As alluded to above, Macke's claims at this point are nothing more than allegations. HT will have its chance to respond to and defend against these claims. HT's response will provide more insights in this area as a new body of cases continues to develop.
Shielding Yourself Against COVID-19 Claims
More employers may very well face a Macke-type lawsuit in the near future. To guard against that, here are a few best practices that you should implement now:
- Follow OSHA and CDC Guidelines. The best defense against claims related to the safety is to follow all guidelines of state and local health departments, OSHA, and the Centers for Disease Control and Prevention (CDC). This includes providing PPE, regularly cleaning and disinfecting workplaces, and appropriately distancing employees to limit exposure. You should train all employees on following these guidelines and train management-level employees on responding to safety concerns of employees.
- Timing and Documentation are Important. In this pandemic environment, it is evitable that employers will have to make personnel changes. It never looks good when those decisions are made at or around the same time an employee complains the employer allegedly violated a law. Retaliation and whistleblower claims are a hazard of such circumstances. Therefore, when making those decisions, consider the risks and benefits associated with it before acting. And, when proceeding with such personnel decisions, be sure that the appropriate documentation exists leading up to and through the date the action is taken that demonstrates that the personnel action is unrelated to any protected activity.

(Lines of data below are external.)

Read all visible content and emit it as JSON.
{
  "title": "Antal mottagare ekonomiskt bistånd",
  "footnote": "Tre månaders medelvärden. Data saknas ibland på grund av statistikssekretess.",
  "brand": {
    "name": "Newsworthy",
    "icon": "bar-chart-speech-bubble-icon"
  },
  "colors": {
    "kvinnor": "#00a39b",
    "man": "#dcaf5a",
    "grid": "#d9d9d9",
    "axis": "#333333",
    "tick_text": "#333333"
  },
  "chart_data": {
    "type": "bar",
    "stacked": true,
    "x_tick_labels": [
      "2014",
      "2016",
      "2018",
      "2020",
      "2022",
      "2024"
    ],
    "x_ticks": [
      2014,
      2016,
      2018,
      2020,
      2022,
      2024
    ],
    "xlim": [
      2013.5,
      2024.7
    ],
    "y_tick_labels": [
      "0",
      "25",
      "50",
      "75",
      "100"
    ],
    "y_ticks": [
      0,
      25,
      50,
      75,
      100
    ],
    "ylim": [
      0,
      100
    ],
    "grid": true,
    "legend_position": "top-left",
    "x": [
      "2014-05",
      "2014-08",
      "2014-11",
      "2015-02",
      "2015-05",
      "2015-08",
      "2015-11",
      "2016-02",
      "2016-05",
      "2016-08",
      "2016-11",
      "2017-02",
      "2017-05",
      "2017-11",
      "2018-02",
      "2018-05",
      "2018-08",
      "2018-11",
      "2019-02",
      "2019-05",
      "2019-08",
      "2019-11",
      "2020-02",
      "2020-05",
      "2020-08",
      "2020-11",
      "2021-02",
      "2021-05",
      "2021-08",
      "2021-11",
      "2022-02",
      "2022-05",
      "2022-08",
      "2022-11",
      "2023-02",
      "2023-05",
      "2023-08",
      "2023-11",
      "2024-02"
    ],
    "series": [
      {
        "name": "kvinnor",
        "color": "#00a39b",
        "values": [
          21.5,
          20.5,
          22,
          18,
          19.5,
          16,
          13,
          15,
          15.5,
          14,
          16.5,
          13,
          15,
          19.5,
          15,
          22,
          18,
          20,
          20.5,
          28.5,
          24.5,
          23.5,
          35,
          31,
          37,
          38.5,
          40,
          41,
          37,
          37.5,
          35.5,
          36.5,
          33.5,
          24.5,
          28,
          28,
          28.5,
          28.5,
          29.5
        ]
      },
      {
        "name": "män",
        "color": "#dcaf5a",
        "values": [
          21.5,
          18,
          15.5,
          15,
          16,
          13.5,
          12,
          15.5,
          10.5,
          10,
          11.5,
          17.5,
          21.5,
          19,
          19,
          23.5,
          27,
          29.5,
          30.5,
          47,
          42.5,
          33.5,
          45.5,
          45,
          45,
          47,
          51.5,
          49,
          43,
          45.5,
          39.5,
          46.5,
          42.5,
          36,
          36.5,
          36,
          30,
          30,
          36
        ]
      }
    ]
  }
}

- Be Aware of the New Litigation Landscape. The novel nature of the COVID-19 pandemic is certain to change the litigation landscape. While employers are reversing employment decisions made in response to the coronavirus (e.g., recalling furloughed employees, changing pay practices), they must consider the implications of them and regularly consult with employment counsel along the way. The reality is that the unique nature of this pandemic is likely to develop a number of new fact patterns that you must be alert to in order to appropriately defend against them.
LaKisha Kinsey-Sallis is a partner at labor and employment law firm Fisher Phillips in Tampa. She litigates class and collective actions as well as single-plaintiff claims on behalf of private and public sector clients.